Dans nos pays, les priorités gouvernementales sont presque toujours portées sur les infrastructures et l’énergie. Cela peut se
comprendre mais même quand des réalisations sont constatées, leur incidence n’est pas immédiatement perceptible sur les revenus des populations comme le rappelle éloquemment le célèbre dicton ivoirien : « on ne mange pas les routes ».
Il est vrai que l’effet d’une route se fait souvent attendre, notamment quand elle peine à se traduire par un accroissement des échanges économiques,
des relations entre les acteurs, une plus grande facilitation des créations de richesse et une fréquentation qui lui assurent une certaine rentabilité.

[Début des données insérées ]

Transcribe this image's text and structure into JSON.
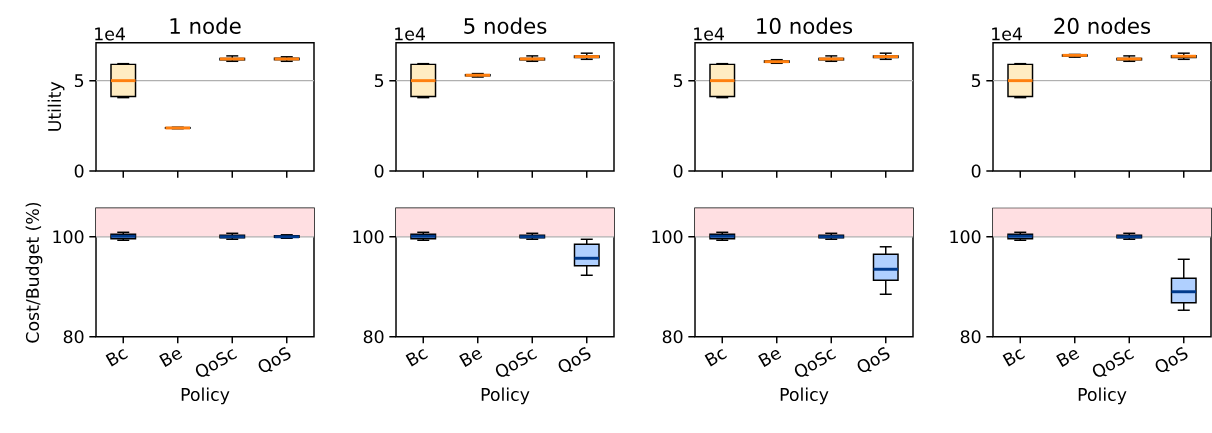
{
  "chart_data": [
    {
      "type": "box",
      "title": "1 node",
      "ylabel": "Utility",
      "categories": [
        null,
        null,
        null,
        null
      ],
      "tick_labels": "y",
      "ylim": [
        0,
        7.1
      ],
      "yticks": [
        0,
        5
      ],
      "annotations": [
        "1e4"
      ],
      "ref_lines": [
        {
          "axis": "y",
          "value": 5,
          "color": "#b0b0b0"
        }
      ],
      "series": [
        {
          "color": "#ffecc2",
          "boxes": [
            {
              "low": 4.06,
              "q1": 4.12,
              "median": 5.0,
              "q3": 5.9,
              "high": 5.94
            },
            {
              "low": 2.34,
              "q1": 2.37,
              "median": 2.38,
              "q3": 2.4,
              "high": 2.42
            },
            {
              "low": 6.07,
              "q1": 6.15,
              "median": 6.2,
              "q3": 6.23,
              "high": 6.37
            },
            {
              "low": 6.07,
              "q1": 6.16,
              "median": 6.2,
              "q3": 6.24,
              "high": 6.32
            }
          ]
        }
      ]
    },
    {
      "type": "box",
      "title": "5 nodes",
      "categories": [
        null,
        null,
        null,
        null
      ],
      "tick_labels": "y",
      "ylim": [
        0,
        7.1
      ],
      "yticks": [
        0,
        5
      ],
      "annotations": [
        "1e4"
      ],
      "ref_lines": [
        {
          "axis": "y",
          "value": 5,
          "color": "#b0b0b0"
        }
      ],
      "series": [
        {
          "color": "#ffecc2",
          "boxes": [
            {
              "low": 4.06,
              "q1": 4.12,
              "median": 5.0,
              "q3": 5.9,
              "high": 5.94
            },
            {
              "low": 5.2,
              "q1": 5.27,
              "median": 5.3,
              "q3": 5.33,
              "high": 5.39
            },
            {
              "low": 6.07,
              "q1": 6.15,
              "median": 6.2,
              "q3": 6.23,
              "high": 6.37
            },
            {
              "low": 6.18,
              "q1": 6.28,
              "median": 6.33,
              "q3": 6.37,
              "high": 6.52
            }
          ]
        }
      ]
    },
    {
      "type": "box",
      "title": "10 nodes",
      "categories": [
        null,
        null,
        null,
        null
      ],
      "tick_labels": "y",
      "ylim": [
        0,
        7.1
      ],
      "yticks": [
        0,
        5
      ],
      "annotations": [
        "1e4"
      ],
      "ref_lines": [
        {
          "axis": "y",
          "value": 5,
          "color": "#b0b0b0"
        }
      ],
      "series": [
        {
          "color": "#ffecc2",
          "boxes": [
            {
              "low": 4.06,
              "q1": 4.12,
              "median": 5.0,
              "q3": 5.9,
              "high": 5.94
            },
            {
              "low": 5.96,
              "q1": 6.02,
              "median": 6.05,
              "q3": 6.09,
              "high": 6.16
            },
            {
              "low": 6.07,
              "q1": 6.15,
              "median": 6.2,
              "q3": 6.23,
              "high": 6.37
            },
            {
              "low": 6.18,
              "q1": 6.28,
              "median": 6.33,
              "q3": 6.37,
              "high": 6.52
            }
          ]
        }
      ]
    },
    {
      "type": "box",
      "title": "20 nodes",
      "categories": [
        null,
        null,
        null,
        null
      ],
      "tick_labels": "y",
      "ylim": [
        0,
        7.1
      ],
      "yticks": [
        0,
        5
      ],
      "annotations": [
        "1e4"
      ],
      "ref_lines": [
        {
          "axis": "y",
          "value": 5,
          "color": "#b0b0b0"
        }
      ],
      "series": [
        {
          "color": "#ffecc2",
          "boxes": [
            {
              "low": 4.06,
              "q1": 4.12,
              "median": 5.0,
              "q3": 5.9,
              "high": 5.94
            },
            {
              "low": 6.3,
              "q1": 6.36,
              "median": 6.4,
              "q3": 6.42,
              "high": 6.45
            },
            {
              "low": 6.07,
              "q1": 6.15,
              "median": 6.2,
              "q3": 6.23,
              "high": 6.37
            },
            {
              "low": 6.18,
              "q1": 6.28,
              "median": 6.35,
              "q3": 6.38,
              "high": 6.52
            }
          ]
        }
      ]
    },
    {
      "type": "box",
      "xlabel": "Policy",
      "ylabel": "Cost/Budget (%)",
      "categories": [
        "Bc",
        "Be",
        "QoSc",
        "QoS"
      ],
      "ylim": [
        80,
        105.7
      ],
      "yticks": [
        80,
        100
      ],
      "ref_lines": [
        {
          "axis": "y",
          "value": 100,
          "color": "#b0b0b0"
        }
      ],
      "bands": [
        {
          "axis": "y",
          "from": 100,
          "to": 105.7,
          "color": "#ffdfe2"
        }
      ],
      "series": [
        {
          "color": "#b0d0ff",
          "boxes": [
            {
              "low": 99.3,
              "q1": 99.6,
              "median": 100.1,
              "q3": 100.5,
              "high": 100.9
            },
            null,
            {
              "low": 99.5,
              "q1": 99.8,
              "median": 100,
              "q3": 100.3,
              "high": 100.7
            },
            {
              "low": 99.7,
              "q1": 99.9,
              "median": 100,
              "q3": 100.2,
              "high": 100.4
            }
          ]
        }
      ]
    },
    {
      "type": "box",
      "xlabel": "Policy",
      "categories": [
        "Bc",
        "Be",
        "QoSc",
        "QoS"
      ],
      "ylim": [
        80,
        105.7
      ],
      "yticks": [
        80,
        100
      ],
      "ref_lines": [
        {
          "axis": "y",
          "value": 100,
          "color": "#b0b0b0"
        }
      ],
      "bands": [
        {
          "axis": "y",
          "from": 100,
          "to": 105.7,
          "color": "#ffdfe2"
        }
      ],
      "series": [
        {
          "color": "#b0d0ff",
          "boxes": [
            {
              "low": 99.3,
              "q1": 99.6,
              "median": 100.1,
              "q3": 100.5,
              "high": 100.9
            },
            null,
            {
              "low": 99.5,
              "q1": 99.8,
              "median": 100,
              "q3": 100.3,
              "high": 100.7
            },
            {
              "low": 92.3,
              "q1": 94.2,
              "median": 95.7,
              "q3": 98.5,
              "high": 99.5
            }
          ]
        }
      ]
    },
    {
      "type": "box",
      "xlabel": "Policy",
      "categories": [
        "Bc",
        "Be",
        "QoSc",
        "QoS"
      ],
      "ylim": [
        80,
        105.7
      ],
      "yticks": [
        80,
        100
      ],
      "ref_lines": [
        {
          "axis": "y",
          "value": 100,
          "color": "#b0b0b0"
        }
      ],
      "bands": [
        {
          "axis": "y",
          "from": 100,
          "to": 105.7,
          "color": "#ffdfe2"
        }
      ],
      "series": [
        {
          "color": "#b0d0ff",
          "boxes": [
            {
              "low": 99.3,
              "q1": 99.6,
              "median": 100.1,
              "q3": 100.5,
              "high": 100.9
            },
            null,
            {
              "low": 99.5,
              "q1": 99.8,
              "median": 100,
              "q3": 100.3,
              "high": 100.7
            },
            {
              "low": 88.5,
              "q1": 91.3,
              "median": 93.5,
              "q3": 96.5,
              "high": 98.0
            }
          ]
        }
      ]
    },
    {
      "type": "box",
      "xlabel": "Policy",
      "categories": [
        "Bc",
        "Be",
        "QoSc",
        "QoS"
      ],
      "ylim": [
        80,
        105.7
      ],
      "yticks": [
        80,
        100
      ],
      "ref_lines": [
        {
          "axis": "y",
          "value": 100,
          "color": "#b0b0b0"
        }
      ],
      "bands": [
        {
          "axis": "y",
          "from": 100,
          "to": 105.7,
          "color": "#ffdfe2"
        }
      ],
      "series": [
        {
          "color": "#b0d0ff",
          "boxes": [
            {
              "low": 99.3,
              "q1": 99.6,
              "median": 100.1,
              "q3": 100.5,
              "high": 100.9
            },
            null,
            {
              "low": 99.5,
              "q1": 99.8,
              "median": 100,
              "q3": 100.3,
              "high": 100.7
            },
            {
              "low": 85.3,
              "q1": 86.8,
              "median": 89.0,
              "q3": 91.7,
              "high": 95.5
            }
          ]
        }
      ]
    }
  ]
}
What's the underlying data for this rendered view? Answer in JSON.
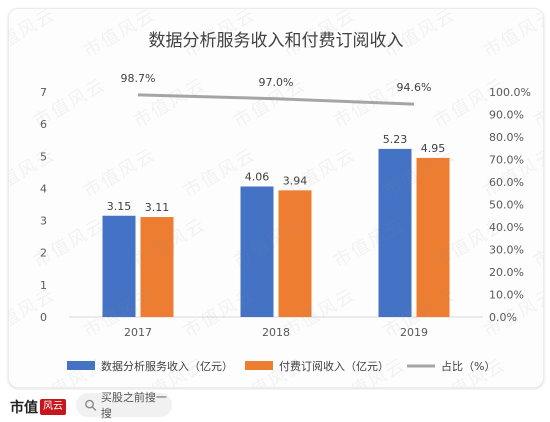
{
  "chart_data": {
    "type": "bar",
    "title": "数据分析服务收入和付费订阅收入",
    "categories": [
      "2017",
      "2018",
      "2019"
    ],
    "series": [
      {
        "name": "数据分析服务收入（亿元）",
        "type": "bar",
        "axis": "left",
        "color": "#4472c4",
        "values": [
          3.15,
          4.06,
          5.23
        ]
      },
      {
        "name": "付费订阅收入（亿元）",
        "type": "bar",
        "axis": "left",
        "color": "#ed7d31",
        "values": [
          3.11,
          3.94,
          4.95
        ]
      },
      {
        "name": "占比（%）",
        "type": "line",
        "axis": "right",
        "color": "#a5a5a5",
        "values": [
          98.7,
          97.0,
          94.6
        ]
      }
    ],
    "data_labels": {
      "series_0": [
        "3.15",
        "4.06",
        "5.23"
      ],
      "series_1": [
        "3.11",
        "3.94",
        "4.95"
      ],
      "series_2": [
        "98.7%",
        "97.0%",
        "94.6%"
      ]
    },
    "ylim": [
      0,
      7
    ],
    "yticks": [
      "0",
      "1",
      "2",
      "3",
      "4",
      "5",
      "6",
      "7"
    ],
    "y2lim": [
      0,
      100
    ],
    "y2ticks": [
      "0.0%",
      "10.0%",
      "20.0%",
      "30.0%",
      "40.0%",
      "50.0%",
      "60.0%",
      "70.0%",
      "80.0%",
      "90.0%",
      "100.0%"
    ],
    "grid": false,
    "legend_position": "bottom"
  },
  "watermark": {
    "text": "市值风云"
  },
  "footer": {
    "brand": "市值",
    "brand_seal": "风云",
    "search_text": "买股之前搜一搜"
  }
}
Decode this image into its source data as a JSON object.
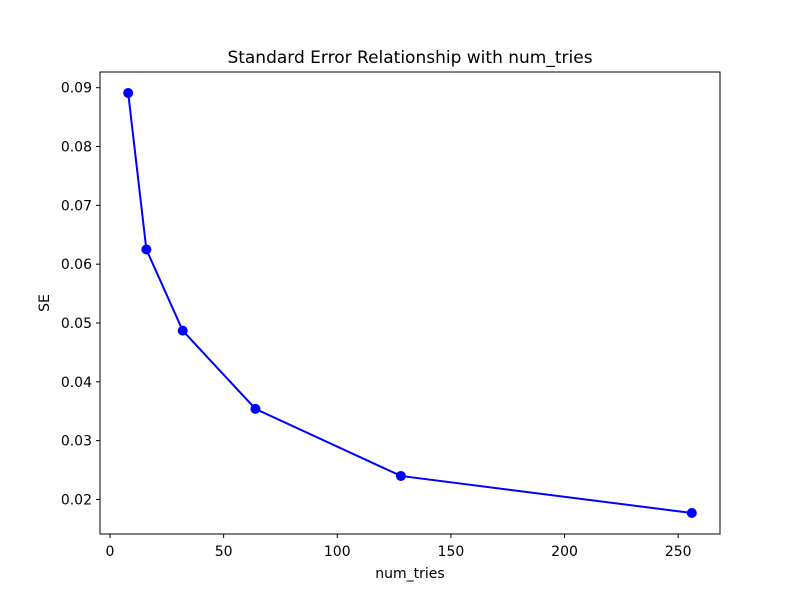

Il est encore plus frappant de constater que les États ne semblent pas faire de la question des revenus
des populations leur priorité. La redistribution des fruits collectifs ne touche pas les populations les plus défavorisées. Nous n’avons pas de politique économique à long terme et maintenons les yeux
braqués sur les déficits, la masse monétaire, les ratios d’endettement…Nous créons nous-mêmes des carcans comptables dans lesquels nous nous maintenons et qui se traduisent par l’assimilation des
populations à des facteurs de dépenses plutôt que des sources de prospérité. La moindre des revendications populaires est analysée à son aune budgétaire et financier, en termes de coûts et non d’opportunités de progrès.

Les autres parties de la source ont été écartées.